Daniel Celebration Edition 慶功收藏版 (Pinyin: Qìng Gōng Shōu Cáng Bǎn) was introduced to the market in 2006 to mark the achievement of sales of the self-titled debut album of Daniel Lee Chee Hun (winner of Malaysian Idol 2), at more than 25,000 copies, which is accorded as platinum status.

This celebration edition contains two discs. The first one consists of all 10 songs from Danell's first album. The second disc contains MVs of four of Danell's songs and a "Behind The Scenes" video clip showing the work of Danell's shooting of his MVs plus a personal message delivered by Daniel himself.

==Track listing==
1. 飛 (Fēi / Fly)
2. 選擇 (Xuǎn Zé / The Choice)
3. 有機 (Yǒu Jī / Organic Love)
4. I Don't Know
5. 現在，很想見你 (Xiàn Zài, Hěn Xiǎng Jiàn Nǐ / I Love To See You Now)
6. 無法自拔 (Wú Fǎ Zì Bá / Irresistible)
7. 幸運兒 (Xìng Yùn Ér / The Lucky One)
8. 第二次童年 (Dì Èr Cì Tóng Nián / Second Childhood)
9. Heaven Knows
10. Mimpi (Dream)

==Video CD MV listing==
1. 飛 (Fēi / Fly)
2. 有機 (Yǒu Jī / Organic Love)
3. 現在，很想見你 (Xiàn Zài, Hěn Xiǎng Jiàn Nǐ / I Love To See You Now)
4. 幸運兒 (Xìng Yùn Ér / The Lucky One)

BONUS: Behind The Scenes 幕後花絮 (Mù Hòu Huā Xù)

==Background==
Daniel's debut album is the first of its kind for a Malaysian Chinese singer, consisting of songs in 3 languages widely spoken in Malaysia. The first 8 songs are in Mandarin, while the 9th and last songs are in English and Malay respectively. It is believed to be the very first Mandarin album to include romanized Pinyin lyrics for those whose native tongue is not Mandarin.

Fly 飛 is the Mandarin version of the last and only Malay song in the album, Mimpi. The latter song was sung by Daniel himself during the Grand Finale of Malaysian Idol 2.

Heaven Knows is an existing English song sung by Rick Price. It is also one of the three songs sung by Daniel during the Grand Finale of Malaysian Idol 2, aside Mimpi and Angin Malam (Angin Malam is recorded in Danell's 2nd album Unavoidable 躲不過.

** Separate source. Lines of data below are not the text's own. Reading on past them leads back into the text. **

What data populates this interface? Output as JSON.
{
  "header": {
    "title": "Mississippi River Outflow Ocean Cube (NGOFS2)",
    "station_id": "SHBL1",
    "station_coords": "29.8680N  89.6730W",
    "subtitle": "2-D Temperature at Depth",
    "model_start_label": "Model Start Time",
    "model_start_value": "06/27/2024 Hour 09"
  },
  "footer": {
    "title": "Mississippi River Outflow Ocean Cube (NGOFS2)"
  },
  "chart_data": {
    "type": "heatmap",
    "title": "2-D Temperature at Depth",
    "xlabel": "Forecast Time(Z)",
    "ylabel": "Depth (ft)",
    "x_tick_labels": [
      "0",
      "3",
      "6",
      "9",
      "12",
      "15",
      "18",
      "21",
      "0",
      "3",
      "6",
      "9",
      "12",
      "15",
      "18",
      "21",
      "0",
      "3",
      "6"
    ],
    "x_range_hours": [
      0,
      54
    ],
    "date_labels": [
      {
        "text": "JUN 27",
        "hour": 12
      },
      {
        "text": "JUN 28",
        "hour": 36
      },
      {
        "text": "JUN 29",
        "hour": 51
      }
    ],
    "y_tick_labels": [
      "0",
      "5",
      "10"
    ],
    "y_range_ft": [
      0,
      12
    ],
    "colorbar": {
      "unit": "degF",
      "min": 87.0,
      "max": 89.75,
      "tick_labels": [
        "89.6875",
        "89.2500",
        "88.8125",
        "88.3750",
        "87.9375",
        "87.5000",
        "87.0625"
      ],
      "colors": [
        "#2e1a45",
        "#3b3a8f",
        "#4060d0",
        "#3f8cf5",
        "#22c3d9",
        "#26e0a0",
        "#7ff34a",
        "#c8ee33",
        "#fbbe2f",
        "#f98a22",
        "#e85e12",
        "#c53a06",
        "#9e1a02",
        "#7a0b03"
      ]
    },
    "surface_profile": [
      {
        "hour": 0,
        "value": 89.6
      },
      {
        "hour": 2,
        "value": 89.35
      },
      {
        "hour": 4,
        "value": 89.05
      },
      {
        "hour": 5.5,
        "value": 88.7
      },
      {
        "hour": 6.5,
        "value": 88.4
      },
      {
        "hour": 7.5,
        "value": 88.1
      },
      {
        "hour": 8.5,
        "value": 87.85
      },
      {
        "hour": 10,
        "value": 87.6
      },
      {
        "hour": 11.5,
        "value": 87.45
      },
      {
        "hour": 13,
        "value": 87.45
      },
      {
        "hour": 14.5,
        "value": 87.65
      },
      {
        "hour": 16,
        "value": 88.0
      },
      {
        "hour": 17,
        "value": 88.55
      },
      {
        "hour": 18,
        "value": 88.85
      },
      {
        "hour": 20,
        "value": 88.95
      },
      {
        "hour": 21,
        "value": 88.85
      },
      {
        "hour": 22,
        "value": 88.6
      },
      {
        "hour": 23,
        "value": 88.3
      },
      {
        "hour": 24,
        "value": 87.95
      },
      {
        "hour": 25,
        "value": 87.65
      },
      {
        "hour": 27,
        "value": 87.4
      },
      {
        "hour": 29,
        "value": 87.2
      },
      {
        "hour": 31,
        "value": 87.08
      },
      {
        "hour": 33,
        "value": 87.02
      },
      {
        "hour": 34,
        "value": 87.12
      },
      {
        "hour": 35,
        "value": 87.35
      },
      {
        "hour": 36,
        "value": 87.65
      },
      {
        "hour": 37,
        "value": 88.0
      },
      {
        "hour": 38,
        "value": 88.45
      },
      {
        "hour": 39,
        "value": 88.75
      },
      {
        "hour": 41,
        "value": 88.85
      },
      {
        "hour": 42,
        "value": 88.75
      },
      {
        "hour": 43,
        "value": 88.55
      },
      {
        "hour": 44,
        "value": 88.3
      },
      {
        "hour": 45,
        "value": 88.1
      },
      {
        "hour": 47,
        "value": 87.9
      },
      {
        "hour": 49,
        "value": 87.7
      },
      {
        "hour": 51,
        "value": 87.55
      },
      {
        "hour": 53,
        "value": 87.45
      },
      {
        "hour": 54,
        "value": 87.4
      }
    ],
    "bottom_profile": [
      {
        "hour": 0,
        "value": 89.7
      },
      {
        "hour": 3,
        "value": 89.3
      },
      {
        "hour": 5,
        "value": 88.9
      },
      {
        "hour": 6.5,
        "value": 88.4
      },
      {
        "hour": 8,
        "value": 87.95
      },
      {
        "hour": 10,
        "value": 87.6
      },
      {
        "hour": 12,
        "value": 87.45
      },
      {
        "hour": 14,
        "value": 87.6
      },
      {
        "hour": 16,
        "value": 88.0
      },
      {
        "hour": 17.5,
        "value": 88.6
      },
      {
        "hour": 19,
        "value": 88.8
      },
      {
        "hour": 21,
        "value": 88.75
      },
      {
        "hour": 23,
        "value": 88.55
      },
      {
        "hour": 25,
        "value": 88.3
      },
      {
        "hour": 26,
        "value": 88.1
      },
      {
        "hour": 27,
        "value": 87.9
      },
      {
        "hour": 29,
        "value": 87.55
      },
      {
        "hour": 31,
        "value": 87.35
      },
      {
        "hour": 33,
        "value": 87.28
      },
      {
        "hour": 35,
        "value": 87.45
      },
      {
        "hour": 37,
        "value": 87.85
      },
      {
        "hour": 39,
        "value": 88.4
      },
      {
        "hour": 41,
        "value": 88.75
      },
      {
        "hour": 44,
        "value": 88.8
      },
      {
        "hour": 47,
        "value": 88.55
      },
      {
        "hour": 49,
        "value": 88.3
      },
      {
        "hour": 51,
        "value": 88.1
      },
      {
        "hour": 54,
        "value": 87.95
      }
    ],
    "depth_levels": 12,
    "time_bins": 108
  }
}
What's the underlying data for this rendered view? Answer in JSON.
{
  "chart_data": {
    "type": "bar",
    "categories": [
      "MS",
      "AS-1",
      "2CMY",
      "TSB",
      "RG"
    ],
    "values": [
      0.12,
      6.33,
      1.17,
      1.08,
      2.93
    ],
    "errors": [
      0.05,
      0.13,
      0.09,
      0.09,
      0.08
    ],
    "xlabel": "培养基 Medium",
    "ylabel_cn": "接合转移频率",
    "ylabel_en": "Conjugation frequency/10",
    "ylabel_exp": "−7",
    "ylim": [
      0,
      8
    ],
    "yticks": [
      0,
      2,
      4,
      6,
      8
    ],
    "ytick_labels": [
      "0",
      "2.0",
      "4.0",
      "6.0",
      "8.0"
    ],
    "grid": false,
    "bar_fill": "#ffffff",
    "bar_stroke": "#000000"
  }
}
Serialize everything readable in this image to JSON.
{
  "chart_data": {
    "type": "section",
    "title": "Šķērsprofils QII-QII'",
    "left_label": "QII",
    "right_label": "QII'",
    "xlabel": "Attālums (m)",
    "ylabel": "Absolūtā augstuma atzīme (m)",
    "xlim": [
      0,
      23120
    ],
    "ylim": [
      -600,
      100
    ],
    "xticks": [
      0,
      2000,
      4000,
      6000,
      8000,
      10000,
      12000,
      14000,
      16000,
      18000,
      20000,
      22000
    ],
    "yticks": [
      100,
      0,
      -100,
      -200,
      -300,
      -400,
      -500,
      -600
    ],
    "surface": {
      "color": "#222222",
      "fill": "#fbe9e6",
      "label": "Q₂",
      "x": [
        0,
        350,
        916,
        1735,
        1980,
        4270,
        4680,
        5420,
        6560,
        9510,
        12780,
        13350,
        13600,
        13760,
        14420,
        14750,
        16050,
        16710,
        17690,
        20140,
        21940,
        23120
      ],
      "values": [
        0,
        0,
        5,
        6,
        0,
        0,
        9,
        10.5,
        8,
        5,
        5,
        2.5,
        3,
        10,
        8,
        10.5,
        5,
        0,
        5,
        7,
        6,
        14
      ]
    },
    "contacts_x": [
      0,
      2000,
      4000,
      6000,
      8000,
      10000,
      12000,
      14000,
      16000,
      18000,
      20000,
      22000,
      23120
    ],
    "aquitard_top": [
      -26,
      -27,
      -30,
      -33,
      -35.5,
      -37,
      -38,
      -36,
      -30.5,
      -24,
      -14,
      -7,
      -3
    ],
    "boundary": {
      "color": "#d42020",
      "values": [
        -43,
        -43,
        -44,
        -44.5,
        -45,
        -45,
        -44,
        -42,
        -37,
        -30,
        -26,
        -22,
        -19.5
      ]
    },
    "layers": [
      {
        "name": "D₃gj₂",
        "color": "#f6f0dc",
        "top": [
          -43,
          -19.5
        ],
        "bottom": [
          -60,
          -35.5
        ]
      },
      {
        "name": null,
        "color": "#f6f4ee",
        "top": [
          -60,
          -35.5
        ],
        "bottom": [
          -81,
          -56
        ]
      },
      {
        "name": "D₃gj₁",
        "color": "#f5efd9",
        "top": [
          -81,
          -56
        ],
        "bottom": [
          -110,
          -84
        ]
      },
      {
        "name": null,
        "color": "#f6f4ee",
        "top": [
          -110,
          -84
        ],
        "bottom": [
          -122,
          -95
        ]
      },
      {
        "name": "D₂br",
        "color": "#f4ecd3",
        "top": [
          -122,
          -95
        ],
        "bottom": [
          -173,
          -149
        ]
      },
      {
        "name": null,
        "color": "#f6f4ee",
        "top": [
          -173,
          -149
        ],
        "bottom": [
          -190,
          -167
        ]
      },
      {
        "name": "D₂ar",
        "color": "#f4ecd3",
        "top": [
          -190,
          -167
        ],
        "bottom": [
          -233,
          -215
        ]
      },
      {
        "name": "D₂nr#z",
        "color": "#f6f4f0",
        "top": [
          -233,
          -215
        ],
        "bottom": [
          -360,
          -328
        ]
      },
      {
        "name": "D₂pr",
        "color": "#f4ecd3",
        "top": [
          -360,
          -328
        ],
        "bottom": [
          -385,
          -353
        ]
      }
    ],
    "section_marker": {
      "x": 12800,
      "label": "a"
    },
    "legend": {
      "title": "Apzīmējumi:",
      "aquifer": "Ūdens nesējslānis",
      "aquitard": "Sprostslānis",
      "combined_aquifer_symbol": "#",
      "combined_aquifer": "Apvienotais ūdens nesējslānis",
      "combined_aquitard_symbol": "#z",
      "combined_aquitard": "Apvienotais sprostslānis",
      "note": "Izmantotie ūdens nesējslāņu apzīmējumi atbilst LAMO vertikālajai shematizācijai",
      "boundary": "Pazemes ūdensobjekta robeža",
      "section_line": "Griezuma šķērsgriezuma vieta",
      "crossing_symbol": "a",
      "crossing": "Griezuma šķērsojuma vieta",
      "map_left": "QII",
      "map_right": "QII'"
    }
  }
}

Within six months of release of the album, it sold at more than 25,000 copies, thereby reaching platinum status, resulting in the production of a celebration edition, Daniel Celebration Edition 慶功收藏版, containing MVs of 4 of his songs and a mini photo album of himself in various dressing styles.

In the MV for I Love To See You Now 現在，很想見你, Daniel plays as a waiter in a modern-day kopitiam (local Chinese coffeeshop), who falls asleep, dreams of a beautiful girl and wakes up only to find the dream girl standing before him. The dream girl is played by local Malaysian artiste Stella Chung (钟晓玉 Zhōng Xiǎo Yù), who is also the younger sister of a local Malaysian singer. Stella herself starred in Malaysia's Media Prima-Singapore's MediaCorp jointly produced television drama, The Beginning 原点 (Yuán Diǎn), as Shí Tínglì (石婷立). The drama was broadcast via Malaysian private channel ntv7 in October 2006 and Singaporean leading Mandarin channel, Channel 8, in May 2007.

Daniel never performed an MV for "The Choice 選擇", the sole rock song from his debut album. However, he did an on-stage performance for the song by singing and dancing simultaneously for the first time at the Summer 8 Live Concert 2006 (夏日8度演唱会 2006) at Danga Bay, Johor, a mass concert gathering Chinese singers from Malaysia, Singapore, Hong Kong and Taiwan, organized by Malaysian private channel, 8TV.